To discover the frightening power that social judgment wields over one’s head is perhaps the universal inheritance of adolescence. But what is striking is the artistic, even literary way in which Eleanor describes her feelings of inadequacy and self-consciousness. This brings to light a terrible irony. Her rich imagination, vivid inner life, and sensitivity, treasured and fostered during her childhood, were the very instruments wielded in provoking intense feelings of isolation and inadequacy. Tried and prosecuted by the very friends that she had cherished her whole life.

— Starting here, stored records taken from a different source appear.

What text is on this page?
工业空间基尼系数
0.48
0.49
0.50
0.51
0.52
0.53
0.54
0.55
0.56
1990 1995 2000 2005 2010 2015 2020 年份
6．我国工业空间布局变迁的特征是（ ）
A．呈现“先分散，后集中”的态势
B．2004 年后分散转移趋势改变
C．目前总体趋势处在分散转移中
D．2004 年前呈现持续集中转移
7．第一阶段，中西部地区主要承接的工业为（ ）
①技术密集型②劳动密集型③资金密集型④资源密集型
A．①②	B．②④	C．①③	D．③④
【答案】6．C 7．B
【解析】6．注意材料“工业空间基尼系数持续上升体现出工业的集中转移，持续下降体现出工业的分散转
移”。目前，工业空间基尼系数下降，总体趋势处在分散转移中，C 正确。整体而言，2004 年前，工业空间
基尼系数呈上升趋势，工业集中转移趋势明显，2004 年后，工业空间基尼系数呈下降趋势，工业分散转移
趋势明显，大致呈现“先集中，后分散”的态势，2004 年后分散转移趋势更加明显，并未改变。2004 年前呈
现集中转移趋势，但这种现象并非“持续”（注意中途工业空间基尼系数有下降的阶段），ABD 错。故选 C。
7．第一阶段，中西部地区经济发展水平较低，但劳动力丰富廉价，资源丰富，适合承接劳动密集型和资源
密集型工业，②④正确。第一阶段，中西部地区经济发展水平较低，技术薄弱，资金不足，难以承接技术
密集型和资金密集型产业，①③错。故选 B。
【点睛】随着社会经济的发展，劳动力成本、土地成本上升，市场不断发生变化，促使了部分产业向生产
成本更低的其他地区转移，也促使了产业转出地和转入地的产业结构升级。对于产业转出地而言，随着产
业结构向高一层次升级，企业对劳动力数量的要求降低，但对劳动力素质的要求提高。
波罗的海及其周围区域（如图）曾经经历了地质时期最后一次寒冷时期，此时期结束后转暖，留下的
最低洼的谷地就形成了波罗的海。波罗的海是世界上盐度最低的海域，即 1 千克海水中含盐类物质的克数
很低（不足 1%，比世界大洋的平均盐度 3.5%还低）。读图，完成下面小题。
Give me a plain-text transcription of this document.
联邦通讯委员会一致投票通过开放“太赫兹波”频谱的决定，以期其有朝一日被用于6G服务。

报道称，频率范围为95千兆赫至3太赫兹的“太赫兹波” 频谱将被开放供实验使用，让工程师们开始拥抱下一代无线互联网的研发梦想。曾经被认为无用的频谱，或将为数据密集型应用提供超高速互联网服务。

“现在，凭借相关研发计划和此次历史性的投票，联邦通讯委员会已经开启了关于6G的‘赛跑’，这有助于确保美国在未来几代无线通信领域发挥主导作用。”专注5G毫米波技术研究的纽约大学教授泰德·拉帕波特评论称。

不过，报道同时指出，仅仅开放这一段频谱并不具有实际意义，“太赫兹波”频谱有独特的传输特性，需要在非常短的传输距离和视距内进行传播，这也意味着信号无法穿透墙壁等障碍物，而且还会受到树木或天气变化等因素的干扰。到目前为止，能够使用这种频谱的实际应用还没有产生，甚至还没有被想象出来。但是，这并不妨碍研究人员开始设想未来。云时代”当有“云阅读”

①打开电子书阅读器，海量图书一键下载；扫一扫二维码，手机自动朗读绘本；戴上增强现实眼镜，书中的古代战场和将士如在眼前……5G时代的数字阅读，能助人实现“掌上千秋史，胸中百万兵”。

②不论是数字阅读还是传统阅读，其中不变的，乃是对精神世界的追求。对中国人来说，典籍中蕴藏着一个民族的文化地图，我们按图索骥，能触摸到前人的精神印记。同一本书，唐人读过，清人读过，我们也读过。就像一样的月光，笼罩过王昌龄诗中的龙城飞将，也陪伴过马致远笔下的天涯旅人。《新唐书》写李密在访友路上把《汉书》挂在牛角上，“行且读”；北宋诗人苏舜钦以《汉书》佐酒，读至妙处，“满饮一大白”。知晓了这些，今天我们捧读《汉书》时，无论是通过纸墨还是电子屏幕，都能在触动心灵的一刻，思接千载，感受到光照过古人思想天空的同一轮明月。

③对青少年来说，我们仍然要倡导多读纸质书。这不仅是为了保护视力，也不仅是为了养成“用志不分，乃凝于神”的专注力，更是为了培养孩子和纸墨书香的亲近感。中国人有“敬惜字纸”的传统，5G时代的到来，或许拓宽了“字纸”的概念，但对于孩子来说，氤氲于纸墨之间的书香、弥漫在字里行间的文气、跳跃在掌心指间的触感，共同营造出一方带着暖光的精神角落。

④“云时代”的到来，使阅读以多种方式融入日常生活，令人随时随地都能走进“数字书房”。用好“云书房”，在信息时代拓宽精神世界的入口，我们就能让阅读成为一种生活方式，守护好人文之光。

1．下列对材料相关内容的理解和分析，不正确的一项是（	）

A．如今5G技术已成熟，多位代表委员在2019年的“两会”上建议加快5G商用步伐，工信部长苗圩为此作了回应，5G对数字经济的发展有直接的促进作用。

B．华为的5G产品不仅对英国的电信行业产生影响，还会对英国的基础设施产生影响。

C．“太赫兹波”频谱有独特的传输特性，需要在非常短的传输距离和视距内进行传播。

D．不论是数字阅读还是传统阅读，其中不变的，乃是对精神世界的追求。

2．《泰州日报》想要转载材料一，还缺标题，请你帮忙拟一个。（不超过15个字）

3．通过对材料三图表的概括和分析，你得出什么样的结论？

But despite this, the person that sits before me is one full of life and play. She has a natural sense of play about her, easy to be around like a child. And perhaps this is a testament to an internal well of strength within her, a sort of idealism that is both starry-eyed and resilient. “I really try and let myself feel as much joy as possible” she says to me “Even if there are voices in my head that are telling me I shouldn’t. I think my quest is to embrace the human experience as thoroughly and as genuinely as possible…I’ve never really had a dream career, or thought in terms of that. I’ve always thought more in terms of who I want to be. Y’know, I want to be the kind of person who can carry their words confidently, and can speak to other people empathetically.” Eleanor is a person concerned almost obsessively with the subjective feeling of her world, her life a mirror of the constant shifting and recalculation in nuances of idea and feeling that goes on constantly in her head. It's an internal landscape that's never settled, always moving, feeling, changing. So perhaps where Eleanor lives today, is in the space between ideas, alive to their constant collision. Between individualism and conformity, joy and pain, heaviness and lightness. In between, in the midst of it all, in a mind that hums its own tune.